Jack Baynton

Personal information
- Date of birth: 20 March 1859
- Place of birth: Rushock, Worcestershire, England
- Date of death: 17 May 1939 (aged 80)
- Place of death: Alfreton, England
- Position(s): Goalkeeper / Utility player

Senior career*
- Years: Team / Apps / (Gls)
- 1877–1889: Wolverhampton Wanderers / 18 / (0)
- 1889–1890: Kidderminster Olympic

= Jack Baynton =

English footballer

John Baynton (20 March 1859 – 17 May 1939) was an English footballer who played in the Football League for Wolverhampton Wanderers. Note: There is evidence that Jack Baynton was born in 1860, not 1859. According to the FreeBMD website there was no J Baynton born in 1859 in Rushock but there was in the 2nd quarter of 1860. Also, all sources agree Baynton died 17 May 1939. FreeBMD show a John Baynton died aged 79 which leads to a birth in 1860.

==Early career==
Baynton was a pupil–teacher at St Luke's School in Blakenhall, whose football team was to become to Wolverhampton Wanderers. Baynton lined up initially for Blakenhall St. Luke's, as a centre–half, appearing in his first match on 15 March 1877. He became an officially registered footballer at the outset of the club in 1877 and appeared for them in various roles, including right-back and centre-forward. Not the tallest of defenders at just 5 ft 9ins, he then surprisingly changed positions to become a goalkeeper, and this became his favoured position. In the early days Baynton also acted as club secretary and treasurer.
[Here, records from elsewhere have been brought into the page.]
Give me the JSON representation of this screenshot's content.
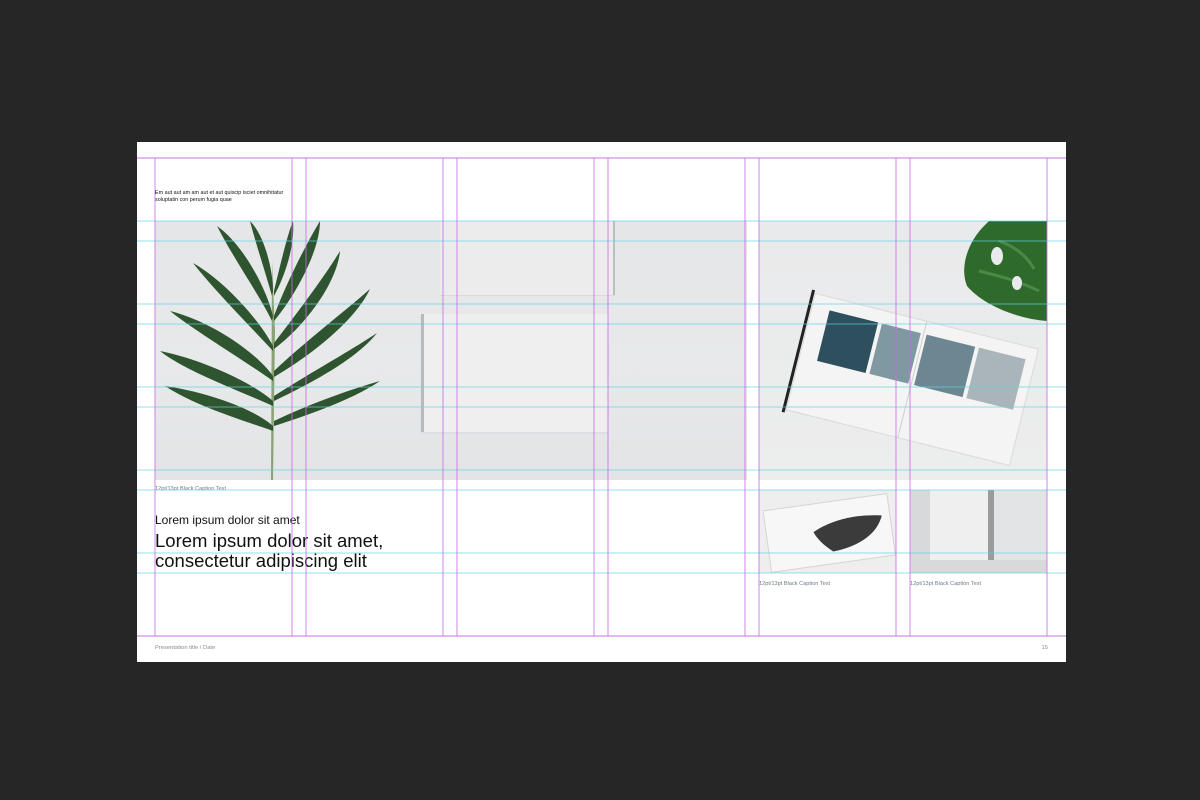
{
  "slide": {
    "intro_text": "Em aut aut am am aut et aut quiscip isciet omnihitatur soluptatin con perum fugia quae",
    "main_caption": "12pt/13pt Black Caption Text",
    "heading_small": "Lorem ipsum dolor sit amet",
    "heading_large": "Lorem ipsum dolor sit amet, consectetur adipiscing elit",
    "thumb_caption_a": "12pt/13pt Black Caption Text",
    "thumb_caption_b": "12pt/13pt Black Caption Text",
    "footer_title": "Presentation title  /  Date",
    "page_number": "15"
  },
  "images": {
    "main_photo": "palm-leaf-and-blank-cards-photo",
    "right_photo": "open-magazine-and-monstera-photo",
    "thumb_a": "magazine-cover-photo",
    "thumb_b": "folded-booklet-photo"
  },
  "colors": {
    "background": "#262626",
    "slide": "#ffffff",
    "guide_vertical": "#c86be0",
    "guide_horizontal": "#5fd3e6",
    "caption": "#6e7c87"
  }
}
He appeared in Wolves' first-ever FA Cup tie (in October 1883) and first-ever league match (in September 1888), as well as skippering them to their first-ever silverware, the 1884 Wrekin Cup. A wholehearted outfield player and team captain, who never gave less than 100 per cent, Baynton was also a very capable goalkeeper. Indeed, as a 'keeper, he once scored a goal from almost 100 yards, fly–kicking the ball downfield and between the posts when playing in a game at Dudley Road.

==Season 1888–1889==
Jack Baynton made his League debut on 8 September 1888, as a goalkeeper for Wolverhampton Wanderers in a 1–1 draw against Aston Villa at Dudley Road. When Jack Baynton played in goal on 13 October 1888 against Burnley he was 29 years 207 days old; that made him, on that sixth weekend of League football, Wolverhampton Wanderers' oldest player. He played in the 1889 FA Cup Final, where they lost 0–3 to league champions Preston North End. Jack Baynton missed four of the "Wolves" 22 Football League matches in season 1888-89 and was part of a defence-line that kept three clean sheets and kept the opposition to one-in-a-League-match on six occasions.

==1889 onwards==

He joined Kidderminster Olympic in April 1889 but retired the following year, continuing on as a teacher and he also took up refereeing and officiated in several first–class matches.